A health and wellbeing centre will be built at St Andrew’s Hospice in Grimsby providing even better facilities for patients and the public.
The second phase of a £6.5 million redevelopment at the Peaks Lane site will go ahead, it has been confirmed.
The spa-like centre will include space for complementary therapies, lymphoedema services, aquatic physiotherapy and exercise studio/gym, as well as hair and beauty facilities.
The space will be available to patients, families and carers.
The first phase to reconstruct the adult hospice is well underway and is on track for completion at the end of this year.
This will increase the number of adult inpatient beds, all with en-suite facilities, by 50 percent, from eight to 12, and improve accommodation for parents of children who use the hospice.
A special room is also being created where the children rest prior to their funeral and this will be incorporated into the refurbished Butterfly Suite, where families can stay at the hospice and spend time with the whole family, giving the opportunity to say their good byes in a homely environment.
It will also provide two transition beds for young adults, as well as a hub which will be open to the general public and enable the hospice to provide more flexible services for patients and their families.
The new building will become a centre of excellence for all palliative care services, information and support.
All relevant professionals will be based at the new hospice to facilitate multi-agency working and to ensure the patients experience is as seamless as possible.
The local community will also be welcome to use a range of public facilities, access information and support. There are also plans for more pop up restaurant evenings as well as other entertainment.
The Building on Care campaign was launched in April to ask for the public’s help in raising £2.5 million of the overall total, £4 million of which has been funded by the hospice.
It costs £3.7 million a year to cover running costs alone and only 12 percent of this comes from statutory funding.
Care is free, so the hospice relies on volunteers and donations.
“The Building On Care appeal is going well but there is still a long way to go,” said Alison Carlisle, the hospice’s chief executive.
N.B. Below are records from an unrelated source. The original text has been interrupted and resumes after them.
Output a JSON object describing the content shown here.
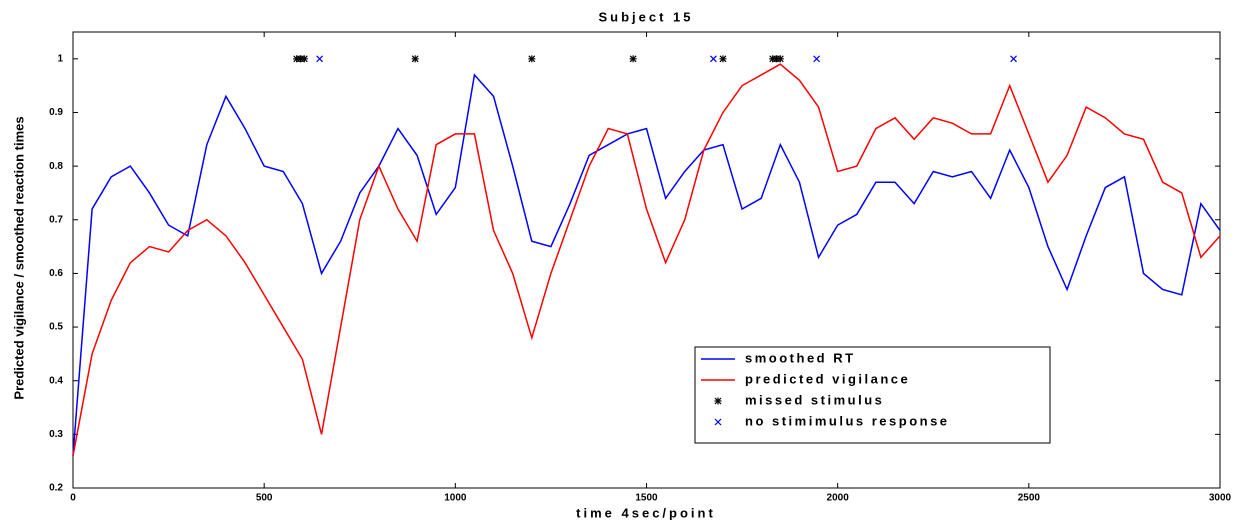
{
  "chart_data": {
    "type": "line",
    "title": "Subject 15",
    "xlabel": "time 4sec/point",
    "ylabel": "Predicted vigilance / smoothed reaction times",
    "xlim": [
      0,
      3000
    ],
    "ylim": [
      0.2,
      1.05
    ],
    "xticks": [
      0,
      500,
      1000,
      1500,
      2000,
      2500,
      3000
    ],
    "yticks": [
      0.2,
      0.3,
      0.4,
      0.5,
      0.6,
      0.7,
      0.8,
      0.9,
      1
    ],
    "x": [
      0,
      50,
      100,
      150,
      200,
      250,
      300,
      350,
      400,
      450,
      500,
      550,
      600,
      650,
      700,
      750,
      800,
      850,
      900,
      950,
      1000,
      1050,
      1100,
      1150,
      1200,
      1250,
      1300,
      1350,
      1400,
      1450,
      1500,
      1550,
      1600,
      1650,
      1700,
      1750,
      1800,
      1850,
      1900,
      1950,
      2000,
      2050,
      2100,
      2150,
      2200,
      2250,
      2300,
      2350,
      2400,
      2450,
      2500,
      2550,
      2600,
      2650,
      2700,
      2750,
      2800,
      2850,
      2900,
      2950,
      3000
    ],
    "series": [
      {
        "name": "smoothed RT",
        "color": "#0000ff",
        "values": [
          0.26,
          0.72,
          0.78,
          0.8,
          0.75,
          0.69,
          0.67,
          0.84,
          0.93,
          0.87,
          0.8,
          0.79,
          0.73,
          0.6,
          0.66,
          0.75,
          0.8,
          0.87,
          0.82,
          0.71,
          0.76,
          0.97,
          0.93,
          0.8,
          0.66,
          0.65,
          0.73,
          0.82,
          0.84,
          0.86,
          0.87,
          0.74,
          0.79,
          0.83,
          0.84,
          0.72,
          0.74,
          0.84,
          0.77,
          0.63,
          0.69,
          0.71,
          0.77,
          0.77,
          0.73,
          0.79,
          0.78,
          0.79,
          0.74,
          0.83,
          0.76,
          0.65,
          0.57,
          0.67,
          0.76,
          0.78,
          0.6,
          0.57,
          0.56,
          0.73,
          0.68
        ]
      },
      {
        "name": "predicted vigilance",
        "color": "#ff0000",
        "values": [
          0.26,
          0.45,
          0.55,
          0.62,
          0.65,
          0.64,
          0.68,
          0.7,
          0.67,
          0.62,
          0.56,
          0.5,
          0.44,
          0.3,
          0.5,
          0.7,
          0.8,
          0.72,
          0.66,
          0.84,
          0.86,
          0.86,
          0.68,
          0.6,
          0.48,
          0.6,
          0.7,
          0.8,
          0.87,
          0.86,
          0.72,
          0.62,
          0.7,
          0.83,
          0.9,
          0.95,
          0.97,
          0.99,
          0.96,
          0.91,
          0.79,
          0.8,
          0.87,
          0.89,
          0.85,
          0.89,
          0.88,
          0.86,
          0.86,
          0.95,
          0.86,
          0.77,
          0.82,
          0.91,
          0.89,
          0.86,
          0.85,
          0.77,
          0.75,
          0.63,
          0.67
        ]
      }
    ],
    "markers": [
      {
        "name": "missed stimulus",
        "color": "#000000",
        "symbol": "*",
        "x": [
          585,
          595,
          605,
          895,
          1200,
          1465,
          1700,
          1830,
          1840,
          1850
        ],
        "y": [
          1,
          1,
          1,
          1,
          1,
          1,
          1,
          1,
          1,
          1
        ]
      },
      {
        "name": "no stimimulus response",
        "color": "#0000ff",
        "symbol": "x",
        "x": [
          645,
          1675,
          1945,
          2460
        ],
        "y": [
          1,
          1,
          1,
          1
        ]
      }
    ]
  }
}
“However, we are confident in the generosity of the people of Lincolnshire.
“Phase one will provide additional adult bedrooms, more consulting rooms and a community area.
“This means day patients and their families have more flexibility about when they come to the hospice and the way in which their care is delivered.
“We will also be able to provide more flexible care to suit the age and needs of each individual whatever their diagnosis.
“Part of this will see a transition service from children’s to adult services developed. Two adolescent rooms will ease the process for the young patient who, used to the children’s hospice, could find an adult environment daunting.
“Phase two will establish a health and wellbeing centre, which will provide more space to offer patients and carers with treatment rooms a resistance pool, and exercise and physiotherapy space in a spa-like environment.”
St Andrew’s Hospice looks after 1,000 adult patients and their families in North East Lincolnshire alone each year, and more than 100 children in the wider region.
“We are appealing to the public, businesses and organisations to help us reach our target – and ensure we continue to provide the very best hospice services and facilities available anywhere in the country for years to come,” added Alison.